I liek this quote…as I site here and watch the History channels Air war in color. I remember when I first started modeling…B-17 were OD Green all over. Then the color photos and videos came out and people noticed the Dark green blothches on the spine and verticle stabilizers. This of course does not even take into consideration the repair patches used (usually from wrecked planes) where the OD green was…let just say not the same.

Very nice thread.

Yes I have been guilty of trying to find that exact match inthe past. After a few years and the help of a paint conversion site I found that a lot of the acrylics I work with have similar hues but different names…but in the end they are close enough for me! And as has been noted once the weathering and washes go one the original color gets lost.

Just remembered this pic I found:

[View:/themes/fsm/utility/Photobucket:550:0]

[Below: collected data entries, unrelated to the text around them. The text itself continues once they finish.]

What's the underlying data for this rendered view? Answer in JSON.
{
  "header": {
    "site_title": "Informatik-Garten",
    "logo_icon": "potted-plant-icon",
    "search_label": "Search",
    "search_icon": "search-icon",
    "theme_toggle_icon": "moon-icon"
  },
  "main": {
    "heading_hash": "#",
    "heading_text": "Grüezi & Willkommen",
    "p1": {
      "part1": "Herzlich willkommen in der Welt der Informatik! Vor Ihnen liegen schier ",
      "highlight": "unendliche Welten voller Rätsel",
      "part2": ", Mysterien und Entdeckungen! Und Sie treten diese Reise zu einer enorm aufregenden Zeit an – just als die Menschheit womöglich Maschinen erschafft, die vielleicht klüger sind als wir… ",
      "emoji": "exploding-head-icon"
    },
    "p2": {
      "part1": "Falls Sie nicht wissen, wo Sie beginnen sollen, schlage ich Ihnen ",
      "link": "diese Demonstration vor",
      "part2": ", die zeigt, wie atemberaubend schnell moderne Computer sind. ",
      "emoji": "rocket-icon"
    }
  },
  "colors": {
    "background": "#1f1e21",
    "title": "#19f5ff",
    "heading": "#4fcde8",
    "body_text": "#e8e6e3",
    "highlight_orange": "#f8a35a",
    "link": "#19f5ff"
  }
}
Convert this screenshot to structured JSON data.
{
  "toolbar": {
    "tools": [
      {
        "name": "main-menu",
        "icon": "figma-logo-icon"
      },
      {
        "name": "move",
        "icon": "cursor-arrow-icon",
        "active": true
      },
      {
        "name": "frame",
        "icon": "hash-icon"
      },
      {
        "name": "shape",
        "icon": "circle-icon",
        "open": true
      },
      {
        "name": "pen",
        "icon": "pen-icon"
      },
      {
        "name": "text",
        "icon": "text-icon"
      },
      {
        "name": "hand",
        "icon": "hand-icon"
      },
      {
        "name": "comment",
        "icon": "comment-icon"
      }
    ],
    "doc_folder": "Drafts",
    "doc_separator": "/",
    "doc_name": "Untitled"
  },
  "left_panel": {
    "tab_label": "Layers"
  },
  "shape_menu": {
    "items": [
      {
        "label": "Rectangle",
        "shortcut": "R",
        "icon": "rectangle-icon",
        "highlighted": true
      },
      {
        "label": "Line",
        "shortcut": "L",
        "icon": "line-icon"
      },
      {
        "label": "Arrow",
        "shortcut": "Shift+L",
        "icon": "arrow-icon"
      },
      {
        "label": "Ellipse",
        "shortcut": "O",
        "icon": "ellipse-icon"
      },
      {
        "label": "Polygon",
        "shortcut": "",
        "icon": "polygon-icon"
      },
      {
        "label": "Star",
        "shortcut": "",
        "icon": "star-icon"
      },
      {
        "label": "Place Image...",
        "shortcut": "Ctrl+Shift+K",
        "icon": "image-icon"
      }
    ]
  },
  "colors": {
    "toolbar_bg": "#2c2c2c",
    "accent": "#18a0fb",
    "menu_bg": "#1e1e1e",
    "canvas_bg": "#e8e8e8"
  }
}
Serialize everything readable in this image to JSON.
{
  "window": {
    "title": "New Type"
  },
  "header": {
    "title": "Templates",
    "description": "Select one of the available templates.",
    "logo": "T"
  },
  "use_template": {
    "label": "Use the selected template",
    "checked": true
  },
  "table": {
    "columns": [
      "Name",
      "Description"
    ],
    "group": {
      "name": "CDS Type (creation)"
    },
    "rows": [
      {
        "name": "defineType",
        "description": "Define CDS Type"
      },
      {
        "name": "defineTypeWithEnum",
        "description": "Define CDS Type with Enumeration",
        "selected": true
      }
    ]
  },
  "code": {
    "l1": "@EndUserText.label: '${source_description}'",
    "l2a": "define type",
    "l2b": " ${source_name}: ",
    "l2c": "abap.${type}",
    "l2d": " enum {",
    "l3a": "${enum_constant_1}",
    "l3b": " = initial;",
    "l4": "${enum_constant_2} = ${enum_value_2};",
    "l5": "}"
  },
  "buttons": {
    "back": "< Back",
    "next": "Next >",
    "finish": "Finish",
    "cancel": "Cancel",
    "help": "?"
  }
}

Talk about a patchwork of grey!!![:D]

The OD paint from the USAAF stocks were quickly exhausted in 1943 and the 8th AF went looking for the closest match to it with RAF colors and whatever they buy from the locals…

One thing to keep in mind too, is that those patches of OD green on the Early F-models were, in fact, camouflage patterns designed to break up or disguise the outline of the aircraft as it sat on the ground… The documentary of “The Memphis Belle” showed it well on the 91st BG’s Forts…

Close counts in horse shoes, hand grenades and scale modeling!